Phased-control focused ultrasound transducers provide a new and noninvasive treatment method for brain disease. However, improving the accuracy of phase correction and reducing the calculation time during treatment have always been contradictory constraints. In this paper, a hybrid acoustic signal correction (HASC) method combined with k-Wave stage and holography stage was introduced for phase correction and simulation of transcranial focused ultrasound.
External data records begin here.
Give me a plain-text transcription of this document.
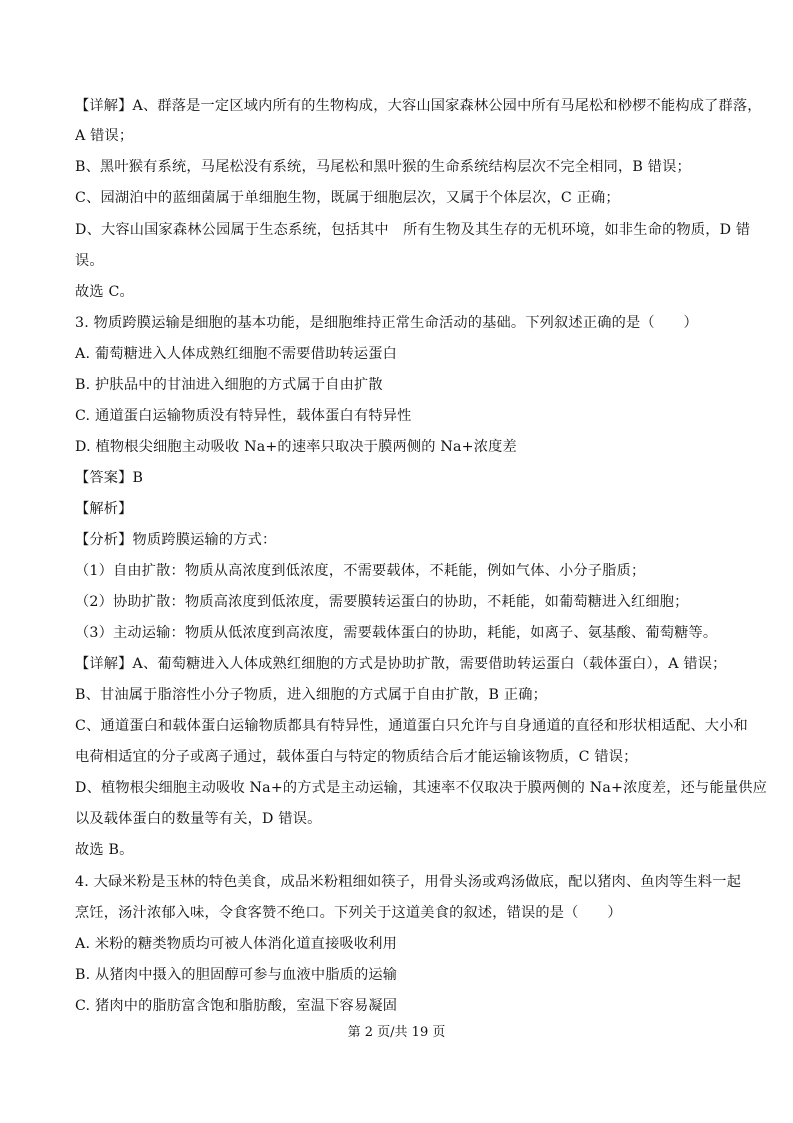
【详解】A、群落是一定区域内所有的生物构成，大容山国家森林公园中所有马尾松和桫椤不能构成了群落，
A 错误；
B、黑叶猴有系统，马尾松没有系统，马尾松和黑叶猴的生命系统结构层次不完全相同，B 错误；
C、园湖泊中的蓝细菌属于单细胞生物，既属于细胞层次，又属于个体层次，C 正确；
D、大容山国家森林公园属于生态系统，包括其中　所有生物及其生存的无机环境，如非生命的物质，D 错
误。
故选 C。
3. 物质跨膜运输是细胞的基本功能，是细胞维持正常生命活动的基础。下列叙述正确的是（　　）
A. 葡萄糖进入人体成熟红细胞不需要借助转运蛋白
B. 护肤品中的甘油进入细胞的方式属于自由扩散
C. 通道蛋白运输物质没有特异性，载体蛋白有特异性
D. 植物根尖细胞主动吸收 Na+的速率只取决于膜两侧的 Na+浓度差
【答案】B
【解析】
【分析】物质跨膜运输的方式：
（1）自由扩散：物质从高浓度到低浓度，不需要载体，不耗能，例如气体、小分子脂质；
（2）协助扩散：物质高浓度到低浓度，需要膜转运蛋白的协助，不耗能，如葡萄糖进入红细胞；
（3）主动运输：物质从低浓度到高浓度，需要载体蛋白的协助，耗能，如离子、氨基酸、葡萄糖等。
【详解】A、葡萄糖进入人体成熟红细胞的方式是协助扩散，需要借助转运蛋白（载体蛋白），A 错误；
B、甘油属于脂溶性小分子物质，进入细胞的方式属于自由扩散，B 正确；
C、通道蛋白和载体蛋白运输物质都具有特异性，通道蛋白只允许与自身通道的直径和形状相适配、大小和
电荷相适宜的分子或离子通过，载体蛋白与特定的物质结合后才能运输该物质，C 错误；
D、植物根尖细胞主动吸收 Na+的方式是主动运输，其速率不仅取决于膜两侧的 Na+浓度差，还与能量供应
以及载体蛋白的数量等有关，D 错误。
故选 B。
4. 大碌米粉是玉林的特色美食，成品米粉粗细如筷子，用骨头汤或鸡汤做底，配以猪肉、鱼肉等生料一起
烹饪，汤汁浓郁入味，令食客赞不绝口。下列关于这道美食的叙述，错误的是（　　）
A. 米粉的糖类物质均可被人体消化道直接吸收利用
B. 从猪肉中摄入的胆固醇可参与血液中脂质的运输
C. 猪肉中的脂肪富含饱和脂肪酸，室温下容易凝固
第 2 页/共 19 页
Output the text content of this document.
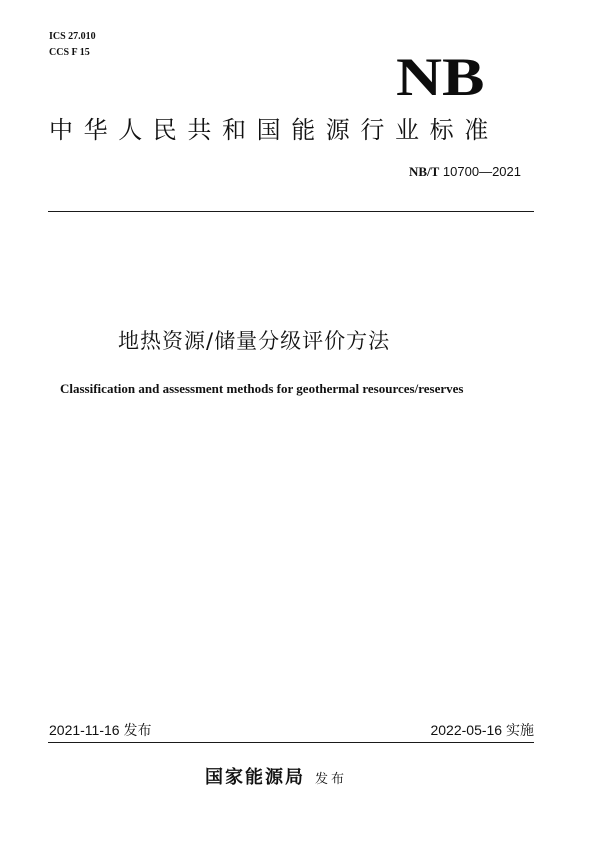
ICS 27.010
CCS F 15	NB
中华人民共和国能源行业标准
NB/T 10700—2021
地热资源/储量分级评价方法
Classification and assessment methods for geothermal resources/reserves
2021-11-16 发布	2022-05-16 实施
国家能源局 发布
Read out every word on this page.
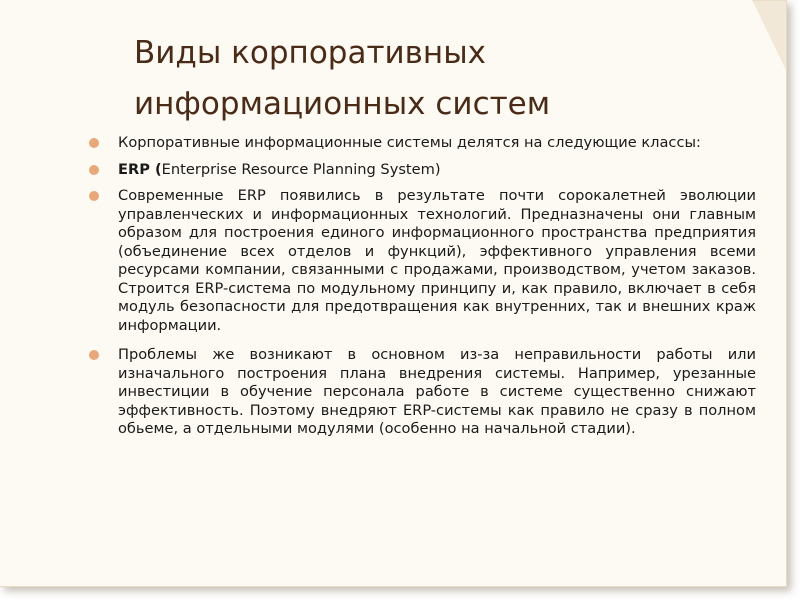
Виды корпоративных
информационных систем
Корпоративные информационные системы делятся на следующие классы:
ERP (Enterprise Resource Planning System)
Современные ERP появились в результате почти сорокалетней эволюции управленческих и информационных технологий. Предназначены они главным образом для построения единого информационного пространства предприятия (объединение всех отделов и функций), эффективного управления всеми ресурсами компании, связанными с продажами, производством, учетом заказов. Строится ERP-система по модульному принципу и, как правило, включает в себя модуль безопасности для предотвращения как внутренних, так и внешних краж информации.
Проблемы же возникают в основном из-за неправильности работы или изначального построения плана внедрения системы. Например, урезанные инвестиции в обучение персонала работе в системе существенно снижают эффективность. Поэтому внедряют ERP-системы как правило не сразу в полном обьеме, а отдельными модулями (особенно на начальной стадии).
The k-Wave stage is mainly used to calculate the sound field in a heterogeneous medium (skull), which divides the sound field calculation process into paths that can be calculated in parallel, and the transcranial correction phase can also be obtained during the calculation. The holography stage is sufficient to simulate the acoustic field in the homogenous intracranial medium after ultrasound transmitting through the skull. The agreement of the k-space corrected pseudospectral time domain method and HASC method was assessed by statistical methods: linear regression between the two methods provided a slope of 0.9735, intercept of 0.0078, and R2 of 0.9982. The Bland–Altman method provided a bias of 0.0015 and 95% limits of agreement 0.065 apart. We demonstrated that the difference in sound intensity at the focal point corrected by HASC and time reversal phase correction method was 0.2% and 0.5% in the results of simulation and experiment, respectively. Not only that, the phase calculation time by the HASC phase correction method can be reduced to 11 min on a multi GPU array, which has clinical potential for ultrasound treatment of brain therapy.